Strengths and limitations

This systematic review has several strengths. First, this review includes a robust search strategy, covering a wide range of databases, trial registries, and grey literature. Second, this systematic review employed gold-standard methods in conducting, reporting, and assessing the credibility of findings. Third, this systematic review included both RCTs and observational studies, adopting a combined approach to synthesise data. Inevitably, this review has also some limitations. First, participants’ persistence on BP treatments in RCTs was assessed by using the total number of dropouts as a proxy measure. Given that this was the only way to capture discontinuers in RCTs, dropout NMA findings should be interpreted under this limitation. Second, persistence in the NMA of observational studies was assessed as the absolute number of discontinuers per BP treatment based on varying refill-gaps and without accounting for the censored follow-up time.
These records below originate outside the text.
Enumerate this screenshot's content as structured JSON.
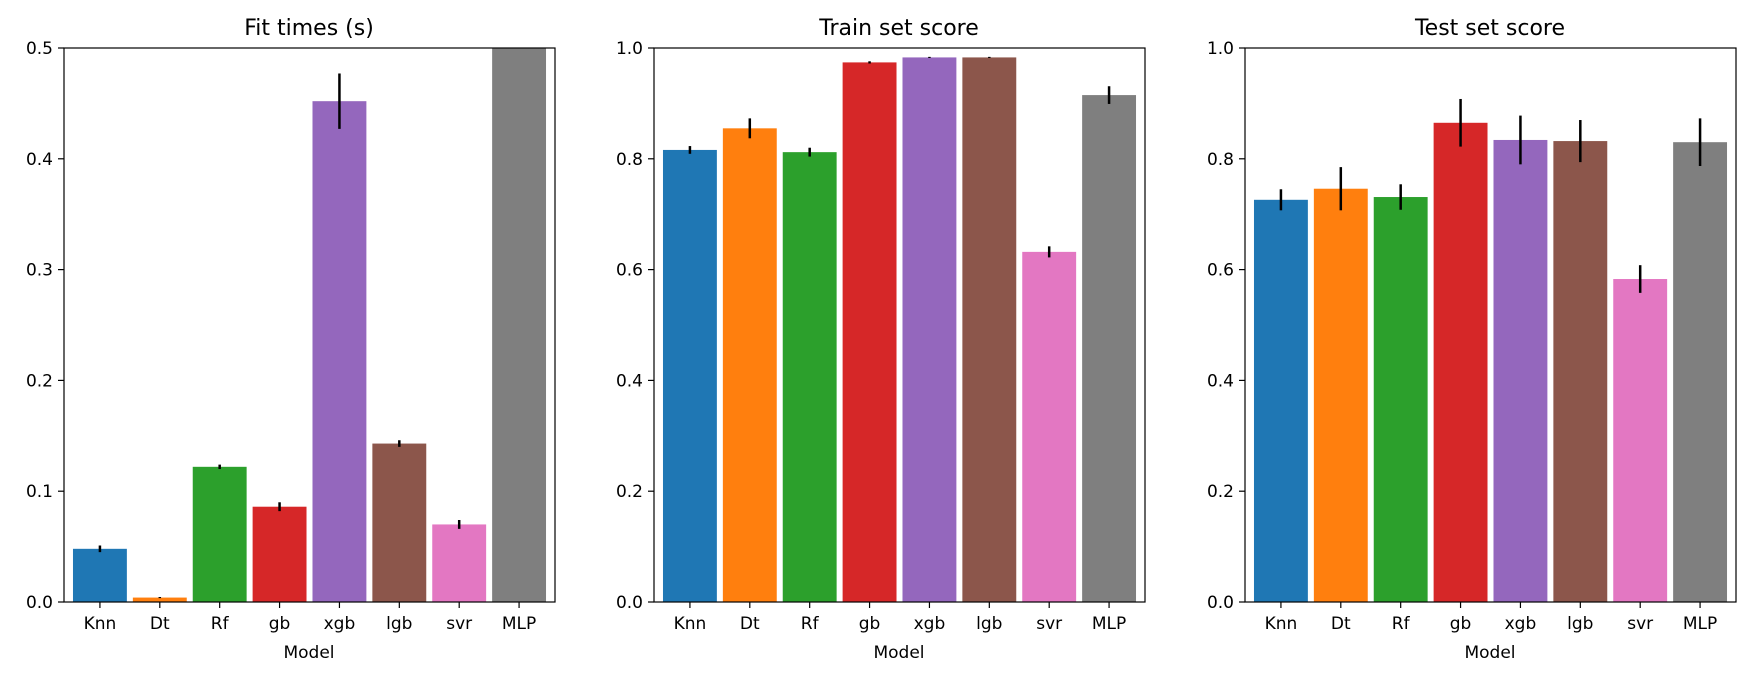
{
  "colors": [
    "#1f77b4",
    "#ff7f0e",
    "#2ca02c",
    "#d62728",
    "#9467bd",
    "#8c564b",
    "#e377c2",
    "#7f7f7f"
  ],
  "chart_data": [
    {
      "type": "bar",
      "title": "Fit times (s)",
      "xlabel": "Model",
      "ylabel": "",
      "categories": [
        "Knn",
        "Dt",
        "Rf",
        "gb",
        "xgb",
        "lgb",
        "svr",
        "MLP"
      ],
      "values": [
        0.048,
        0.004,
        0.122,
        0.086,
        0.452,
        0.143,
        0.07,
        0.5
      ],
      "errors": [
        0.003,
        0.0005,
        0.002,
        0.004,
        0.025,
        0.003,
        0.004,
        0.0
      ],
      "ylim": [
        0,
        0.5
      ],
      "yticks": [
        "0.0",
        "0.1",
        "0.2",
        "0.3",
        "0.4",
        "0.5"
      ],
      "grid": false
    },
    {
      "type": "bar",
      "title": "Train set score",
      "xlabel": "Model",
      "ylabel": "",
      "categories": [
        "Knn",
        "Dt",
        "Rf",
        "gb",
        "xgb",
        "lgb",
        "svr",
        "MLP"
      ],
      "values": [
        0.816,
        0.855,
        0.812,
        0.974,
        0.983,
        0.983,
        0.632,
        0.915
      ],
      "errors": [
        0.007,
        0.018,
        0.008,
        0.002,
        0.001,
        0.001,
        0.01,
        0.016
      ],
      "ylim": [
        0,
        1.0
      ],
      "yticks": [
        "0.0",
        "0.2",
        "0.4",
        "0.6",
        "0.8",
        "1.0"
      ],
      "grid": false
    },
    {
      "type": "bar",
      "title": "Test set score",
      "xlabel": "Model",
      "ylabel": "",
      "categories": [
        "Knn",
        "Dt",
        "Rf",
        "gb",
        "xgb",
        "lgb",
        "svr",
        "MLP"
      ],
      "values": [
        0.726,
        0.746,
        0.731,
        0.865,
        0.834,
        0.832,
        0.583,
        0.83
      ],
      "errors": [
        0.019,
        0.039,
        0.023,
        0.043,
        0.044,
        0.038,
        0.025,
        0.043
      ],
      "ylim": [
        0,
        1.0
      ],
      "yticks": [
        "0.0",
        "0.2",
        "0.4",
        "0.6",
        "0.8",
        "1.0"
      ],
      "grid": false
    }
  ]
}
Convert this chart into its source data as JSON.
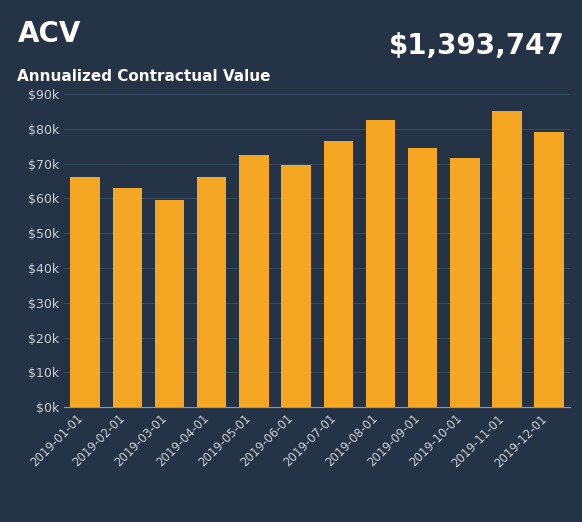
{
  "title": "ACV",
  "subtitle": "Annualized Contractual Value",
  "total_value": "$1,393,747",
  "categories": [
    "2019-01-01",
    "2019-02-01",
    "2019-03-01",
    "2019-04-01",
    "2019-05-01",
    "2019-06-01",
    "2019-07-01",
    "2019-08-01",
    "2019-09-01",
    "2019-10-01",
    "2019-11-01",
    "2019-12-01"
  ],
  "values": [
    66000,
    63000,
    59500,
    66000,
    72500,
    69500,
    76500,
    82500,
    74500,
    71500,
    85000,
    79000
  ],
  "bar_color": "#F5A623",
  "background_color": "#253347",
  "header_bg_color": "#0F1F2E",
  "text_color": "#FFFFFF",
  "axis_text_color": "#C8D0D8",
  "grid_color": "#374F63",
  "spine_color": "#8899AA",
  "ylim": [
    0,
    90000
  ],
  "ytick_step": 10000,
  "title_fontsize": 20,
  "subtitle_fontsize": 11,
  "total_fontsize": 20,
  "tick_fontsize": 9
}
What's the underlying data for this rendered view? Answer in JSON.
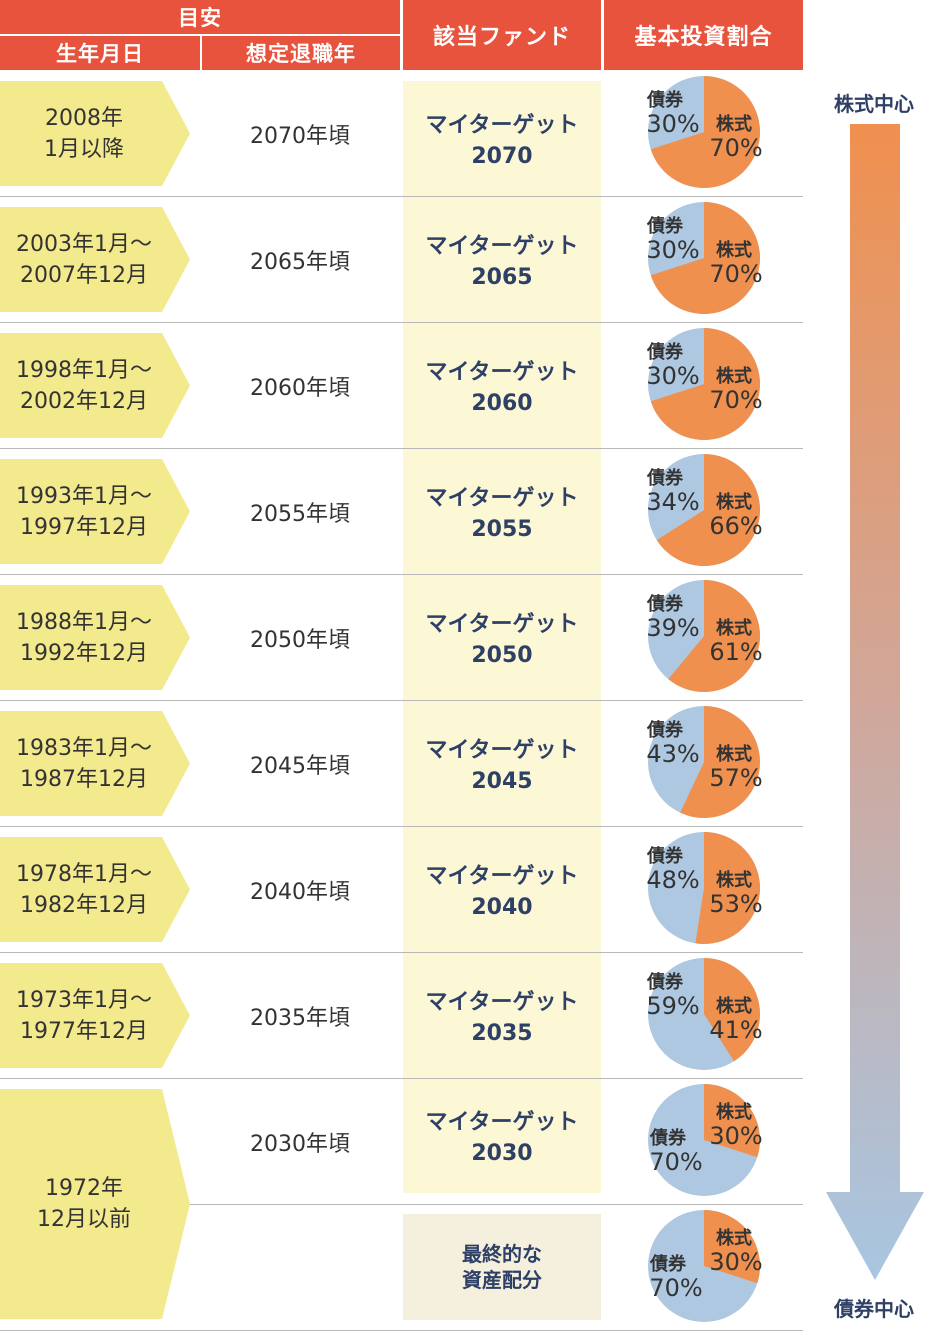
{
  "header": {
    "guide": "目安",
    "birth": "生年月日",
    "retire": "想定退職年",
    "fund": "該当ファンド",
    "alloc": "基本投資割合"
  },
  "trend": {
    "top": "株式中心",
    "bottom": "債券中心"
  },
  "colors": {
    "header": "#e8533e",
    "stock": "#f0904f",
    "bond": "#afc8e2",
    "birth": "#f3e98d",
    "fund_bg": "#fcf8d6"
  },
  "labels": {
    "stock": "株式",
    "bond": "債券",
    "pct": "%"
  },
  "rows": [
    {
      "birth1": "2008年",
      "birth2": "1月以降",
      "retire": "2070年頃",
      "fund1": "マイターゲット",
      "fund2": "2070",
      "stock": 70,
      "bond": 30
    },
    {
      "birth1": "2003年1月～",
      "birth2": "2007年12月",
      "retire": "2065年頃",
      "fund1": "マイターゲット",
      "fund2": "2065",
      "stock": 70,
      "bond": 30
    },
    {
      "birth1": "1998年1月～",
      "birth2": "2002年12月",
      "retire": "2060年頃",
      "fund1": "マイターゲット",
      "fund2": "2060",
      "stock": 70,
      "bond": 30
    },
    {
      "birth1": "1993年1月～",
      "birth2": "1997年12月",
      "retire": "2055年頃",
      "fund1": "マイターゲット",
      "fund2": "2055",
      "stock": 66,
      "bond": 34
    },
    {
      "birth1": "1988年1月～",
      "birth2": "1992年12月",
      "retire": "2050年頃",
      "fund1": "マイターゲット",
      "fund2": "2050",
      "stock": 61,
      "bond": 39
    },
    {
      "birth1": "1983年1月～",
      "birth2": "1987年12月",
      "retire": "2045年頃",
      "fund1": "マイターゲット",
      "fund2": "2045",
      "stock": 57,
      "bond": 43
    },
    {
      "birth1": "1978年1月～",
      "birth2": "1982年12月",
      "retire": "2040年頃",
      "fund1": "マイターゲット",
      "fund2": "2040",
      "stock": 53,
      "bond": 48
    },
    {
      "birth1": "1973年1月～",
      "birth2": "1977年12月",
      "retire": "2035年頃",
      "fund1": "マイターゲット",
      "fund2": "2035",
      "stock": 41,
      "bond": 59
    },
    {
      "birth1": "1972年",
      "birth2": "12月以前",
      "retire": "2030年頃",
      "fund1": "マイターゲット",
      "fund2": "2030",
      "stock": 30,
      "bond": 70
    }
  ],
  "final": {
    "line1": "最終的な",
    "line2": "資産配分",
    "stock": 30,
    "bond": 70
  }
}
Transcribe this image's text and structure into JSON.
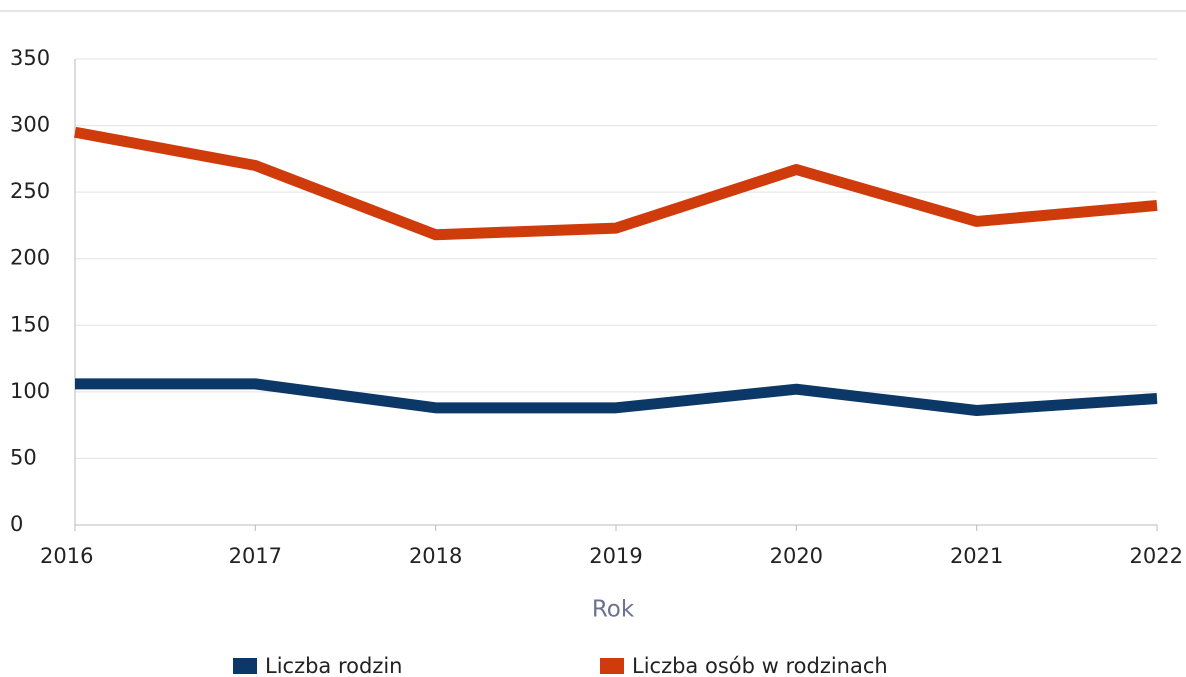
{
  "chart_data": {
    "type": "line",
    "x": [
      2016,
      2017,
      2018,
      2019,
      2020,
      2021,
      2022
    ],
    "xlim": [
      2016,
      2022
    ],
    "xticks": [
      2016,
      2017,
      2018,
      2019,
      2020,
      2021,
      2022
    ],
    "ylim": [
      0,
      350
    ],
    "yticks": [
      0,
      50,
      100,
      150,
      200,
      250,
      300,
      350
    ],
    "x_label": "Rok",
    "grid": true,
    "legend": "bottom",
    "series": [
      {
        "name": "Liczba rodzin",
        "color": "#0b3866",
        "values": [
          106,
          106,
          88,
          88,
          102,
          86,
          95
        ]
      },
      {
        "name": "Liczba osób w rodzinach",
        "color": "#d03b0c",
        "values": [
          295,
          270,
          218,
          223,
          267,
          228,
          240
        ]
      }
    ]
  }
}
Third, due to the scarcity of data on males, a subgroup analysis of persistence rates between males and females was not conducted. Fourth, compliance was indirectly assessed by measuring treatment continuity based on different measures. Although a NMA would be more informative, vote-counting synthesis is well-suited in the presence of incomplete and highly-heterogeneous data [23] in both observational studies and RCTs. Fifth, this review did not assess the comparative effectiveness of bisphosphonates against monoclonal antibody and anabolic medications. Sixth, the paucity of data precluded the subgroup analysis between participants receiving bisphosphonates for primary prevention and those receiving bisphosphonates for secondary prevention purposes.

Conclusions

Adherence was higher in intravenously administered BP users. Clinical decision-making could be facilitated by taking into account adherence patterns in BP users who are at increased risk of fractures.